Conclusions: Our results indicate that TAVI elicits a midterm, specific humoral immune response against α-Gal and causes an unspecific humoral inflammation compared with patients undergoing MitraClip implantation. This observation will lead to a better understanding of postintervention morbidity and the long-term durability of bioprostheses and indicates that caution is appropriate when designing implantation strategies for younger patients.
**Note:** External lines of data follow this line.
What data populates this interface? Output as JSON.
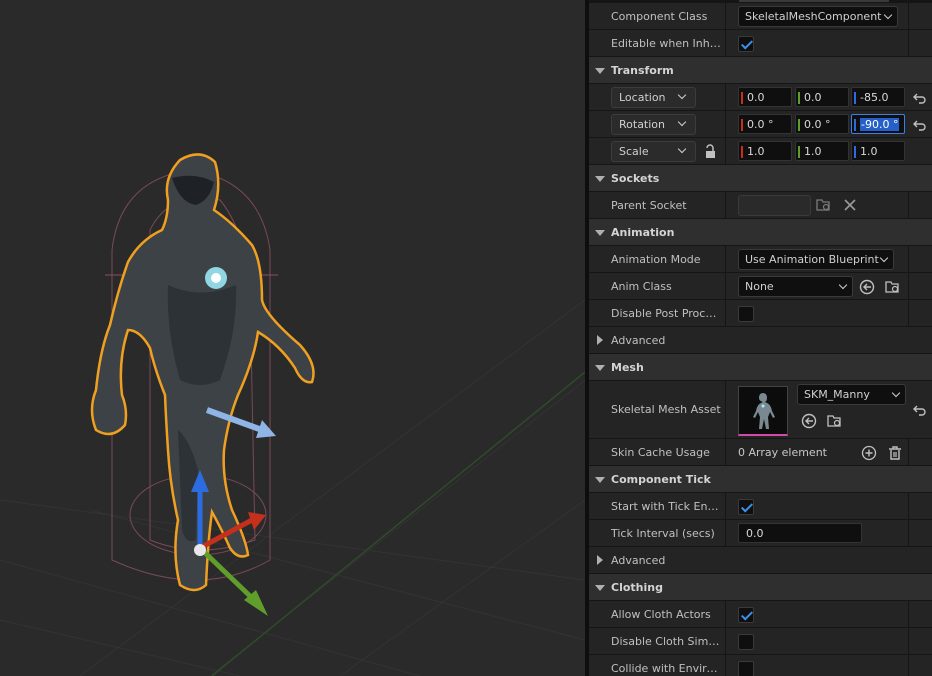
{
  "details": {
    "component_class": {
      "label": "Component Class",
      "value": "SkeletalMeshComponent"
    },
    "editable_inherited": {
      "label": "Editable when Inherit...",
      "checked": true
    },
    "transform": {
      "category": "Transform",
      "location": {
        "mode": "Location",
        "x": "0.0",
        "y": "0.0",
        "z": "-85.0"
      },
      "rotation": {
        "mode": "Rotation",
        "x": "0.0 °",
        "y": "0.0 °",
        "z": "-90.0 °"
      },
      "scale": {
        "mode": "Scale",
        "x": "1.0",
        "y": "1.0",
        "z": "1.0"
      }
    },
    "sockets": {
      "category": "Sockets",
      "parent_socket": {
        "label": "Parent Socket",
        "value": ""
      }
    },
    "animation": {
      "category": "Animation",
      "mode": {
        "label": "Animation Mode",
        "value": "Use Animation Blueprint"
      },
      "anim_class": {
        "label": "Anim Class",
        "value": "None"
      },
      "disable_post": {
        "label": "Disable Post Proces...",
        "checked": false
      },
      "advanced": "Advanced"
    },
    "mesh": {
      "category": "Mesh",
      "asset": {
        "label": "Skeletal Mesh Asset",
        "value": "SKM_Manny"
      },
      "skin_cache": {
        "label": "Skin Cache Usage",
        "value": "0 Array element"
      }
    },
    "component_tick": {
      "category": "Component Tick",
      "start_tick": {
        "label": "Start with Tick Enabl...",
        "checked": true
      },
      "tick_interval": {
        "label": "Tick Interval (secs)",
        "value": "0.0"
      },
      "advanced": "Advanced"
    },
    "clothing": {
      "category": "Clothing",
      "allow_cloth": {
        "label": "Allow Cloth Actors",
        "checked": true
      },
      "disable_cloth": {
        "label": "Disable Cloth Simula...",
        "checked": false
      },
      "collide_env": {
        "label": "Collide with Environ...",
        "checked": false
      }
    }
  },
  "colors": {
    "accent": "#3d8fe8",
    "axis_x": "#c4301c",
    "axis_y": "#5f9e2a",
    "axis_z": "#2d6be0",
    "selection_outline": "#f0a020"
  },
  "icons": [
    "checkbox-icon",
    "reset-arrow-icon",
    "lock-icon",
    "browse-folder-icon",
    "clear-x-icon",
    "use-selected-arrow-icon",
    "add-icon",
    "delete-icon"
  ]
}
Keywords: BHV, bioprosthetic heart valve; C3a, complement factor 3a; CitH3, citrullinated H3; DAPI, 4′,6-diamidino-2-phenylindole; ELISA, enzyme-linked immunosorbent assay; IL, interleukin; Ig, immunoglobulin; MitraClip; NET, neutrophil extracellular traps; NETosis; NT-proBNP, N-terminal pro-brain natriuretic peptide; ST2; TAVI; TAVI, transcatheter aortic valve implantation; alpha Gal; bioprosthetic heart valves; complement activation; mAb, monoclonal antibody; sST2, soluble suppression of tumorigenicity-2; α-Gal, galactose-alpha-1,3-galactose.

Graphical abstract

Significant immune response after transcatheter aortic valve implantation (TAVI) and MitraClip (Abbott Laboratories, Abbott Park, Ill). Three months after TAVI we found significantly increased serum concentrations of galactose-alpha-1,3-galactose (α-Gal-specific IgG3), complement factor 3a (C3a), citrullinated H3 (citH3), and soluble suppression of tumorigenicity (sST2) levels compared with baseline levels (P = .002, P = .001, P = .025, and P = .039). Three months after MitraClip implant, citH3 levels were significantly elevated compared with baseline levels (P = .03).

Figure 1

Inflammatory immune response in transcatheter aortic valve implantation (TAVI) and MitraClip (Abbott Laboratories, Abbott Park, Ill) recipients. Hypothesis: Biological medical devices for TAVI induce an galactose-alpha-1,3-galactose (α-Gal)–specific antibody dependent and antibody-independent immune response 3 months after implantation. Methods: Serum samples were drawn before and 90 days after TAVI and MitraClip and analyzed for α-Gal-specific immunoglobulin (Ig) G, IgG subclasses, IgE, complement factor 3a (C3a), citrullinated H3 (CitH3), soluble suppression of tumorigenicity-2 (sST2), and interleukin (IL)-33 using the enzyme-linked immunosorbent assay technique. Results: Significant immune responses were observed after TAVI in C3a, α-Gal-specific IgG3, citH3, and sST2 and MitraClip in citH3. – indicates no significance; + indicates significance.

Figure 2

Significantly increased serum concentration of complement factor 3a (C3a), citrullinated H3 (CitH3), and soluble suppression of tumorigenicity-2 (sST2) 3 months after transcatheter aortic valve implantation (TAVI) compared with baseline levels. A, Three months after TAVI, C3a serum concentrations were significantly elevated compared to baseline levels. B, C3a serum concentrations did not increase 3 months after MitraClip (Abbott Laboratories, Abbott Park, Ill). C and D, Three months after TAVI and MitraClip, CitH3 serum concentrations were significantly upregulated compared with baseline levels. E and F, In TAVI patients, but not MitraClip patients, sST2 serum concentrations were significantly higher 3 months after intervention. For statistical analyses of serum concentrations between baseline levels and 3 months after TAVI or MitraClip the Wilcoxon matched-pairs signed-rank test was used.